Enablers of the Syrian Conflict

HOW TARGETING THIRD PARTIES CAN SLOW THE ATROCITIES IN SYRIA

The Syrian conflict is a human rights catastrophe. Over the past two years, nearly 70,000 people have died, mostly civilians, including more than 3,700 children, and nearly one million refugees have fled the country. Although both sides of the conflict are responsible for atrocities, the regime of President Bashar al-Assad is responsible for the vast majority. The regime’s security forces have used indiscriminate bombings, intentional mass killings, rape, and torture to kill and brutalize civilians. There is no end in sight.

President Obama has made stopping mass atrocities a “core national security interest” of the United States, which manifestly applies to Syria. As neighboring countries struggle to absorb the nearly one million refugees and regional powers become more involved in the conflict, the possibility of wider violence and instability looms.
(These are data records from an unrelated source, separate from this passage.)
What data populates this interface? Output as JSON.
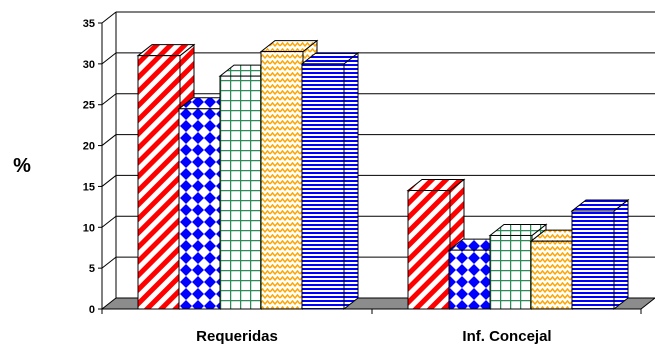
{
  "chart_data": {
    "type": "bar",
    "title": "",
    "xlabel": "",
    "ylabel": "%",
    "ylim": [
      0,
      35
    ],
    "yticks": [
      0,
      5,
      10,
      15,
      20,
      25,
      30,
      35
    ],
    "categories": [
      "Requeridas",
      "Inf. Concejal"
    ],
    "grid": true,
    "legend": "none",
    "series": [
      {
        "values": [
          31.0,
          14.5
        ],
        "color": "#ff0000",
        "pattern": "diagonal-stripes"
      },
      {
        "values": [
          24.5,
          7.2
        ],
        "color": "#0000ff",
        "pattern": "diamonds"
      },
      {
        "values": [
          28.5,
          9.0
        ],
        "color": "#2e8b57",
        "pattern": "grid"
      },
      {
        "values": [
          31.5,
          8.3
        ],
        "color": "#ffa500",
        "pattern": "zigzag"
      },
      {
        "values": [
          30.0,
          12.0
        ],
        "color": "#0000ff",
        "pattern": "horizontal-stripes"
      }
    ]
  }
}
Yet U.S. efforts to slow or stop the crisis—diplomacy and sanctions against the regime, primarily—have had little effect. Amid calls to arm the rebels, we urge the United States to approach the conflict from the other end: to choke off the flow of arms, resources, and money to Assad. While no single strategy could resolve this crisis, this low-risk, nonviolent one could help stem the bloodshed and put pressure on Assad to stop the bloodshed.

The Syrian regime’s mass atrocities—like all mass atrocities—are complex, organized crimes requiring the support of third party “enablers.” This report provides both a unique overview of Assad’s enablers and a roadmap the U.S. government can follow to crack down on them.

A number of countries and commercial entities are knowingly or tacitly enabling Assad’s atrocities. For example:

  • Russia has provided military equipment, military advisors, diesel fuel, gasoil, and financial assistance
  • Iran has provided military equipment, advisors, and personnel, diesel fuel, and financial assistance
  • North Korea has provided missile technology, other arms, and technical assistance
  • Venezuela and Angola have sent, or contracted to send, diesel fuel
  • Private entities in Georgia, Lebanon, and Cyprus have reportedly sent or attempted to send diesel fuel
  • An oil trader in South Africa brokered Angola’s fuel deal with Syria
  • A trader in the UAE provided Internet filtering devices made by California’s Blue Coat Systems, Inc.
  • Italy’s Finmeccanica provided radio technology and technical assistance through the Syrian unit of Intracom-Telecom, a Greek company
  • Italy’s Area SpA provided an Internet surveillance system, which relied on technology from California’s NetApp Inc. and Hewlett Packard, France’s Qosmos SA, and Germany’s Ultimaco
  • Safeware AG

Together, these enablers form a supply chain that passes through the legal jurisdictions of a number of countries with whom the United States has a relationship. Not only do many of the arms and other resources headed for Syria traverse the territory of U.S. allies; many ships fly the flags of countries that are allied with the United States or otherwise susceptible to American influence. Also, the supply chain includes commercial entities—such as insurance providers, oil firms, and shell businesses designed to conceal the ownership of ships—that are located in countries where the United States has leverage.

Given its relationships with these countries—as well as its political, economic, and military reach—the United States is particularly well positioned to disrupt the supply chains. U.S. officials could and should enlist these countries in a systematic effort to deny Assad the support that is enabling atrocities.

To bolster this effort, the U.S. government should take the following steps: (For full recommendations, see
page 23):

  • The State Department should publicly and privately pressure enabling countries, share information with the foreign authorities who can aid in disrupting enablers, and direct embassies to collect information on enablers.
  • The Treasury Department should impose sanctions that prevent U.S. entities from doing business with Assad’s enablers and that limit his ability to repatriate funds from oil exports.
  • The Commerce Department should amend the Export Administration Regulations (EAR) to secure control over the delivery of information and communications technology to repressive regimes like Syria. The department should also work with the industry to promote its best practices, to prevent such technology from enabling atrocities.
  • The Department of Defense should void its existing contracts with the enablers of atrocities in Syria and adopt a regulation to prohibit activities with state-owned enterprises, commercial entities, and individuals that enable mass atrocities.
  • Congress should pass legislation targeting the enablers of Syrian atrocities, which, for instance, could require federal contractors to certify that they are not in business with Assad’s enablers and prohibit enabling foreign financial institutions from doing business with American financial institutions.
  • The Atrocity Prevention Board should actively identify enablers and enact measures to disrupt them in early warning stages of atrocities and in ongoing atrocities.

The report expands Human Rights First’s work identifying and tracking the Assad regime’s enablers since 2011. It is based on open source information, which is limited due to the exclusion of most foreign reporters from Syria, the secrecy cloaking intelligence and trade information, and the efforts of enablers to evade detection. The cases documented in this report are representative, not exhaustive.